Pour l’instant, nous accordons encore le bénéfice du doute à Lagarde. En ce qui concerne l’inflation générale, elle craint surtout que l’offre d’énergie limitée n’aggrave la volatilité et la hausse des prix de l’énergie pendant l’hiver. Fondamentalement, la présidente de la BCE a tout à fait raison. L’inflation de base sous-jacente atteint de nouveaux sommets dans tous les pays européens. Pour la Belgique, nous en sommes par exemple à plus de 7% en glissement annuel, contre 6,5%. De Guindos, le vice-président de la BCE, a récemment déclaré que l’inflation de base était la boussole de la BCE. Tant que celle-ci continue à augmenter et/ou reste élevée, il n’y a pas à douter des intentions de politique de la BCE. Cette hausse de l’inflation de base est l’une des raisons pour lesquelles l’inflation générale en Europe restera encore très élevée l’année prochaine, et supérieure au taux directeur.

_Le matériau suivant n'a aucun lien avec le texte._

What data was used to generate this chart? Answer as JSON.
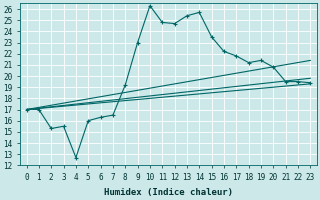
{
  "xlabel": "Humidex (Indice chaleur)",
  "bg_color": "#cce8e8",
  "grid_color": "#b8d8d8",
  "line_color": "#006666",
  "xlim": [
    -0.5,
    23.5
  ],
  "ylim": [
    12,
    26.5
  ],
  "yticks": [
    12,
    13,
    14,
    15,
    16,
    17,
    18,
    19,
    20,
    21,
    22,
    23,
    24,
    25,
    26
  ],
  "xticks": [
    0,
    1,
    2,
    3,
    4,
    5,
    6,
    7,
    8,
    9,
    10,
    11,
    12,
    13,
    14,
    15,
    16,
    17,
    18,
    19,
    20,
    21,
    22,
    23
  ],
  "main_series": {
    "x": [
      0,
      1,
      2,
      3,
      4,
      5,
      6,
      7,
      8,
      9,
      10,
      11,
      12,
      13,
      14,
      15,
      16,
      17,
      18,
      19,
      20,
      21,
      22,
      23
    ],
    "y": [
      17,
      17,
      15.3,
      15.5,
      12.7,
      16.0,
      16.3,
      16.5,
      19.2,
      23.0,
      26.3,
      24.8,
      24.7,
      25.4,
      25.7,
      23.5,
      22.2,
      21.8,
      21.2,
      21.4,
      20.8,
      19.5,
      19.5,
      19.4
    ]
  },
  "trend_lines": [
    {
      "x": [
        0,
        23
      ],
      "y": [
        17,
        21.4
      ]
    },
    {
      "x": [
        0,
        23
      ],
      "y": [
        17,
        19.8
      ]
    },
    {
      "x": [
        0,
        23
      ],
      "y": [
        17,
        19.3
      ]
    }
  ],
  "figsize": [
    3.2,
    2.0
  ],
  "dpi": 100
}
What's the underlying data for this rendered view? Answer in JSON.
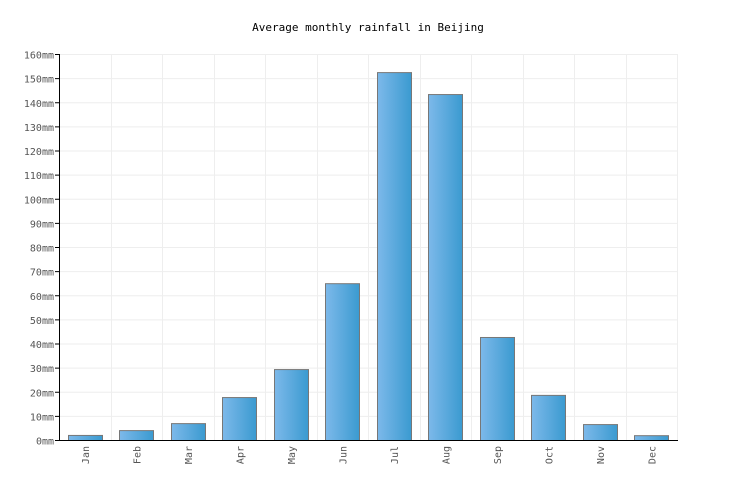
{
  "chart_data": {
    "type": "bar",
    "title": "Average monthly rainfall in Beijing",
    "xlabel": "",
    "ylabel": "",
    "categories": [
      "Jan",
      "Feb",
      "Mar",
      "Apr",
      "May",
      "Jun",
      "Jul",
      "Aug",
      "Sep",
      "Oct",
      "Nov",
      "Dec"
    ],
    "values": [
      2.1,
      4.1,
      7,
      17.8,
      29.4,
      65,
      152.5,
      143.4,
      42.7,
      18.7,
      6.6,
      2
    ],
    "ylim": [
      0,
      160
    ],
    "y_tick_step": 10,
    "y_unit": "mm",
    "grid": true,
    "legend": "none",
    "colors": {
      "bar_left": "#7db9ea",
      "bar_right": "#3a9ad0",
      "bar_border": "#777777",
      "grid": "#eeeeee"
    }
  }
}
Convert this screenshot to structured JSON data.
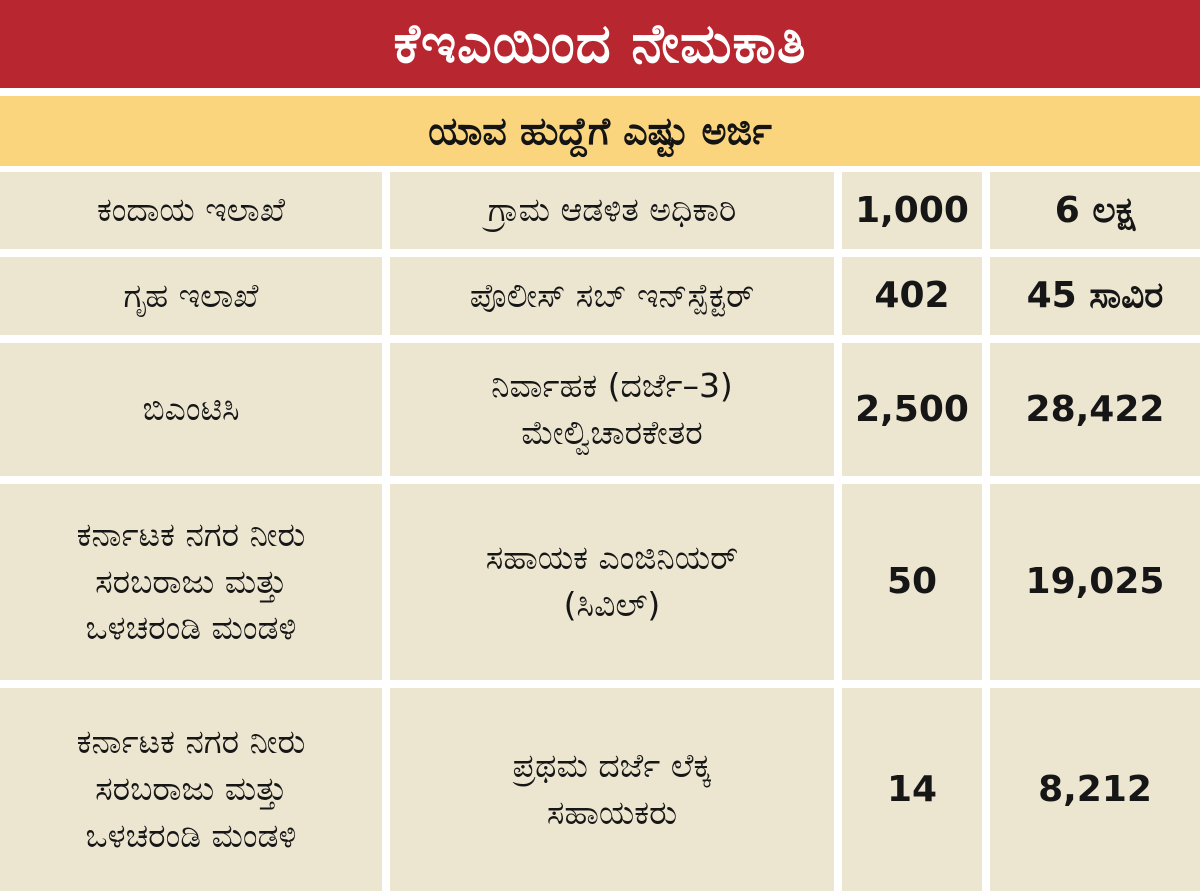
{
  "title": "ಕೆಇಎಯಿಂದ ನೇಮಕಾತಿ",
  "subtitle": "ಯಾವ ಹುದ್ದೆಗೆ ಎಷ್ಟು ಅರ್ಜಿ",
  "rows": [
    {
      "department": [
        "ಕಂದಾಯ ಇಲಾಖೆ"
      ],
      "post": [
        "ಗ್ರಾಮ ಆಡಳಿತ ಅಧಿಕಾರಿ"
      ],
      "vacancies": "1,000",
      "applications": "6 ಲಕ್ಷ"
    },
    {
      "department": [
        "ಗೃಹ ಇಲಾಖೆ"
      ],
      "post": [
        "ಪೊಲೀಸ್ ಸಬ್ ಇನ್‌ಸ್ಪೆಕ್ಟರ್"
      ],
      "vacancies": "402",
      "applications": "45 ಸಾವಿರ"
    },
    {
      "department": [
        "ಬಿಎಂಟಿಸಿ"
      ],
      "post": [
        "ನಿರ್ವಾಹಕ (ದರ್ಜೆ–3)",
        "ಮೇಲ್ವಿಚಾರಕೇತರ"
      ],
      "vacancies": "2,500",
      "applications": "28,422"
    },
    {
      "department": [
        "ಕರ್ನಾಟಕ ನಗರ ನೀರು",
        "ಸರಬರಾಜು ಮತ್ತು",
        "ಒಳಚರಂಡಿ ಮಂಡಳಿ"
      ],
      "post": [
        "ಸಹಾಯಕ ಎಂಜಿನಿಯರ್",
        "(ಸಿವಿಲ್)"
      ],
      "vacancies": "50",
      "applications": "19,025"
    },
    {
      "department": [
        "ಕರ್ನಾಟಕ ನಗರ ನೀರು",
        "ಸರಬರಾಜು ಮತ್ತು",
        "ಒಳಚರಂಡಿ ಮಂಡಳಿ"
      ],
      "post": [
        "ಪ್ರಥಮ ದರ್ಜೆ ಲೆಕ್ಕ",
        "ಸಹಾಯಕರು"
      ],
      "vacancies": "14",
      "applications": "8,212"
    }
  ],
  "colors": {
    "title_bg": "#b8262f",
    "subtitle_bg": "#fad57e",
    "cell_bg": "#ece6d1"
  }
}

Quoi qu’il en soit, la BCE aborde 2023 fortement encline à mettre en œuvre une politique monétaire restrictive afin de ralentir la demande économique et donc l’inflation. Les hausses de taux vont de pair avec une réduction progressive du portefeuille obligataire (extraction de liquidités). Nous maintenons que les attentes du marché vis-à-vis des taux directeurs futurs de la BCE sont trop conservatrices. Pour 2023, le marché table sur 50 points de base supplémentaires en février, suivis au maximum de deux relèvements des taux de 25 points de base, ce qui porterait le pic du taux directeur à 2,75%-3%. Mais nous pensons que la BCE vise au moins un taux directeur réel neutre. Avec une inflation de 3%+ fin 2023, cela se traduirait par davantage de relèvements de taux.
Sur le marché des changes, l’euro résiste bien malgré la perte relative sur le plan des taux d’intérêt. Le cours EUR/USD se maintient autour de 1,0350. Dans notre scénario de base, selon lequel les marchés des taux mondiaux repartiront à la hausse début 2023, le dollar retrouvera néanmoins son avantage à court terme. Vu la résilience de l’euro, le plancher de l’année autour de EUR/USD 0,95 est probablement trop ambitieux. Nous nous dirigeons plutôt vers la parité.